So what I'm getting at is that there is NOTHING wrong with a limited vocabulary.  The MOST important thing is to use the words you have WELL.  Purple prose is rarely impressive because its purple. It just comes across as narcissistic writing.  Simple prose is often impressive because of its ability to communicate an  interesting story to the most people.


----------



## Mystery (Jan 9, 2015)

Go read Harry Potter, then read Kingkiller Chronicles by patrick rothfuss.

You'll learn for yourself how much a rich vocabulary can embellish a narrative.


----------



## aj47 (Jan 9, 2015)

Having a large vocabulary is more about using the _right_ word than the _sesquipedalian_ word.


----------



## Kyle R (Jan 9, 2015)

shadowwalker said:


> Agree with Bishop - use the words you, yourself, would normally use. Don't get 'fancy' if that's not your natural voice.



In many cases, this is great advice! But it doesn't always apply.

Sometimes, the narrator speaks differently than the author.

In those cases, I strive to _kill_ my natural voice and use the voice my narrator (or character) would use. 

Sometimes this comes easily. Sometimes, not so much. :encouragement:


----------



## Kyle R (Jan 9, 2015)

TKent said:


> There are millions of simple words and in my opinion, the more you know, the more nuanced your prose can be. Doesn't have to be big words, but more words to choose from will definitely help me. Some of the best prose I've read is filled with simple prose and simple words. But there were simple words that aren't a part of my easily accessible vocabulary, that allow the authors to simplify complex ideas and feelings.

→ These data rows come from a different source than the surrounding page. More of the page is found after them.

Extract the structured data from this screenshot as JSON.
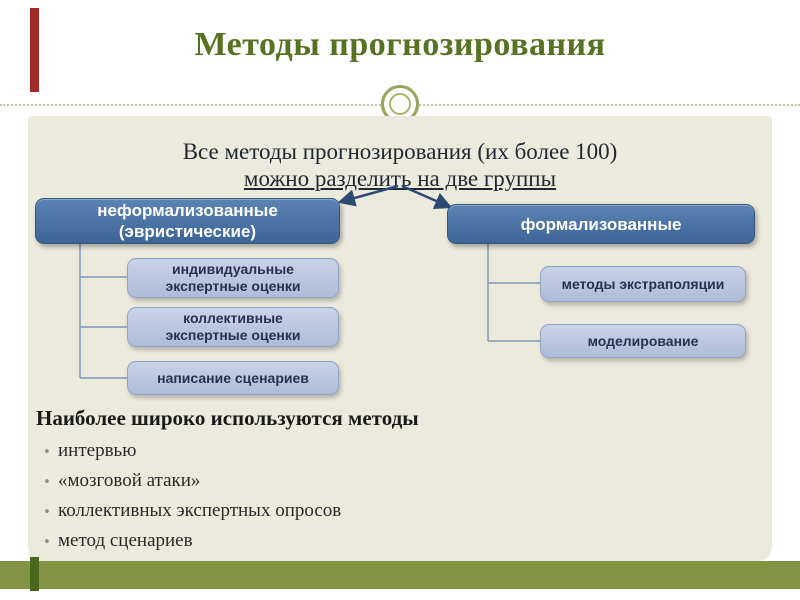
{
  "slide": {
    "title": "Методы прогнозирования",
    "intro_line1": "Все методы прогнозирования (их более 100)",
    "intro_line2": "можно разделить на две группы"
  },
  "diagram": {
    "groups": [
      {
        "label": "неформализованные (эвристические)",
        "children": [
          "индивидуальные экспертные оценки",
          "коллективные экспертные оценки",
          "написание сценариев"
        ]
      },
      {
        "label": "формализованные",
        "children": [
          "методы экстраполяции",
          "моделирование"
        ]
      }
    ]
  },
  "notes": {
    "heading": "Наиболее широко используются методы",
    "bullets": [
      "интервью",
      "«мозговой атаки»",
      "коллективных экспертных опросов",
      "метод сценариев"
    ]
  },
  "colors": {
    "title_green": "#567323",
    "accent_red": "#9e2b25",
    "panel_beige": "#eceadd",
    "box_blue_top": "#5b84b5",
    "box_blue_bottom": "#3c6496",
    "subbox_top": "#c9d3e8",
    "subbox_bottom": "#adbcd8",
    "olive_bar": "#829344",
    "dark_green": "#49671c",
    "arrow_blue": "#2c4a73",
    "connector_blue": "#8094b6",
    "text_dark": "#222833"
  }
}
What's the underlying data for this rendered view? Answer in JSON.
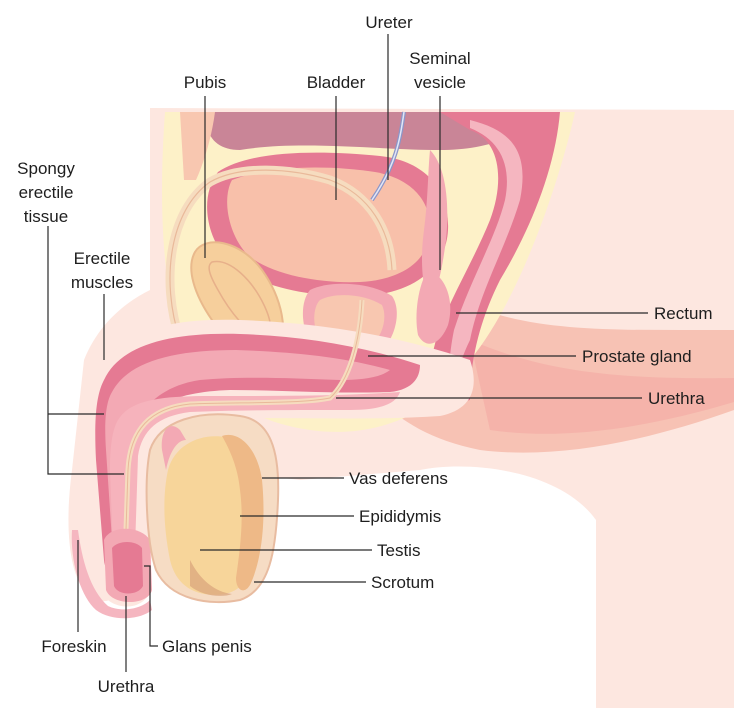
{
  "labels": {
    "ureter": "Ureter",
    "seminal_vesicle_line1": "Seminal",
    "seminal_vesicle_line2": "vesicle",
    "pubis": "Pubis",
    "bladder": "Bladder",
    "spongy_line1": "Spongy",
    "spongy_line2": "erectile",
    "spongy_line3": "tissue",
    "erectile_muscles_line1": "Erectile",
    "erectile_muscles_line2": "muscles",
    "rectum": "Rectum",
    "prostate_gland": "Prostate gland",
    "urethra_right": "Urethra",
    "vas_deferens": "Vas deferens",
    "epididymis": "Epididymis",
    "testis": "Testis",
    "scrotum": "Scrotum",
    "foreskin": "Foreskin",
    "glans_penis": "Glans penis",
    "urethra_bottom": "Urethra"
  },
  "colors": {
    "skin": "#fde7e0",
    "cream": "#fdf1c8",
    "peach": "#f8c7b0",
    "pink": "#f3a9b4",
    "deep_pink": "#e57a93",
    "mauve": "#c98597",
    "testis": "#f7d59a",
    "tan": "#d9a37a",
    "ureter_blue": "#8c96c8"
  }
}
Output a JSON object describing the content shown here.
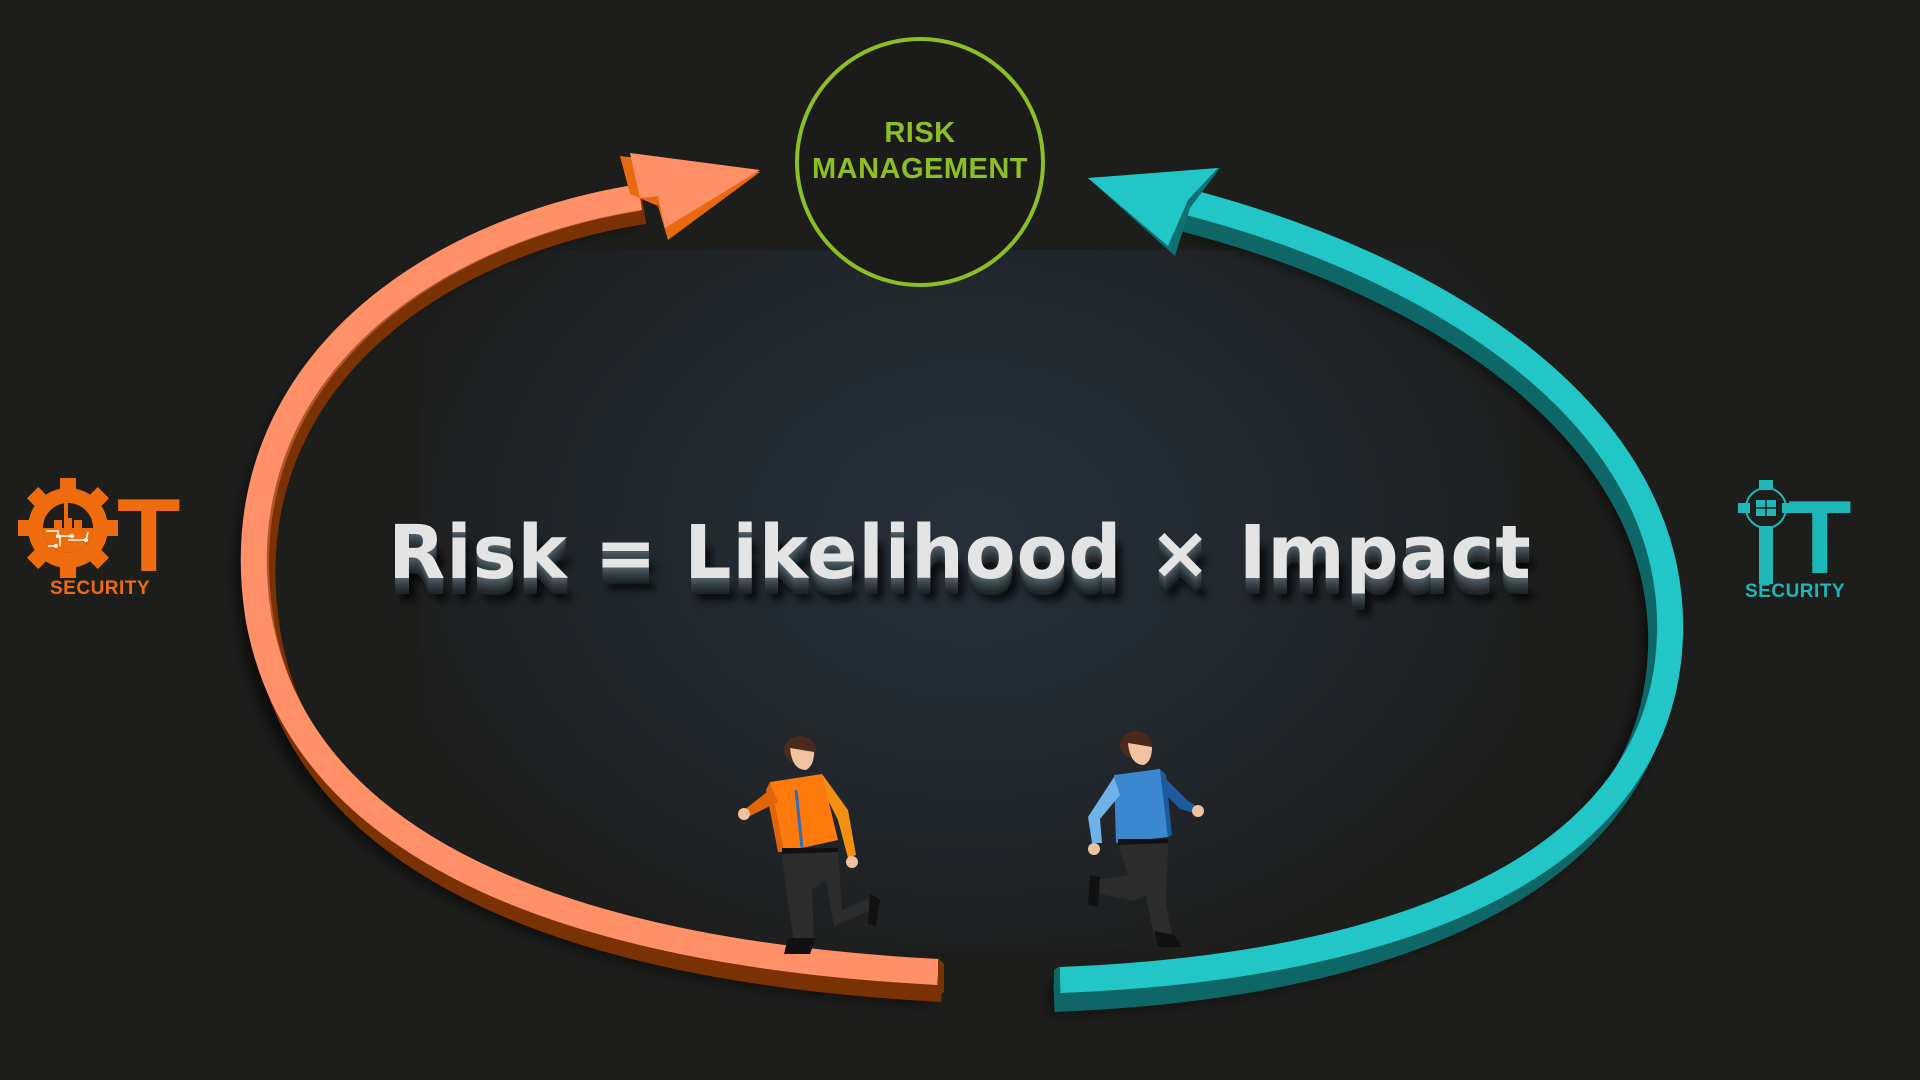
{
  "title": "Risk = Likelihood × Impact",
  "center_node": {
    "line1": "RISK",
    "line2": "MANAGEMENT",
    "color": "#8cbf26"
  },
  "formula": {
    "text": "Risk = Likelihood × Impact",
    "color": "#e4e4e4"
  },
  "left_logo": {
    "letter": "T",
    "label": "SECURITY",
    "icon": "gear-factory-circuit-icon",
    "meaning": "OT",
    "color": "#ee6c0d"
  },
  "right_logo": {
    "letter": "T",
    "label": "SECURITY",
    "icon": "network-computers-icon",
    "meaning": "IT",
    "color": "#1fb7b7"
  },
  "arrows": [
    {
      "name": "ot-arrow",
      "color": "#ff9068",
      "side_color": "#e86a10",
      "direction": "to-risk-management"
    },
    {
      "name": "it-arrow",
      "color": "#22c6c6",
      "side_color": "#0e6666",
      "direction": "to-risk-management"
    }
  ],
  "figures": [
    {
      "name": "ot-runner",
      "shirt_color": "#ff7a0c"
    },
    {
      "name": "it-runner",
      "shirt_color": "#3b88d0"
    }
  ],
  "background_color": "#1d1d1c"
}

It's like what Nathaniel Hawthorne said: "Easy reading is damn hard writing."


----------



## shadowwalker (Jan 9, 2015)

Kyle R said:


> In many cases, this is great advice! But it doesn't always apply.
> 
> Sometimes, the narrator speaks differently than the author.
> 
> ...



I probably should have used something other than "voice" in my comment. Every character, including the narrator, will have their own voice. But if one strives to have characters use a _vocabulary _that is foreign or different from the author's, it's very often - I would even say most often - not going to work very well. Mainly because the author is going to be relying on a dictionary or thesaurus to make the character sound different, rather than speech patterns. And frankly, most people who use those two books to _find _words instead of _confirming _them is going to err.


----------



## Westwood (Jan 10, 2015)

I always found that diverse vocabulary was a positive thing -- however, in my style of writing, being able to break down some adjectives that are understandable to the natural public is important to get any point across. In that light, usually you'll use different vocabulary maybe to show off a character's personality, or maybe even your own. But, using a lower sense of vocabulary and more "every day" words can allow some readers to connect with the read, more so than with complicated words.


----------



## bazz cargo (Jan 11, 2015)

Hi Mysweet,
welcome to WF.

Hmmmm, you open with a bit of a head scratcher, a story is part plot, part character and part sweat. Frequently there is a message or  something buried in there. 

For me, it is a choice of what 'mood' I'm trying for, funny, sarcastic, romantic, edge of seat drama. Certain word choices convey differing messages and effects, having a large vocabulary is good as it gives a writer choice, which word to chose is part of the craft of writing. 

Good luck
BC


----------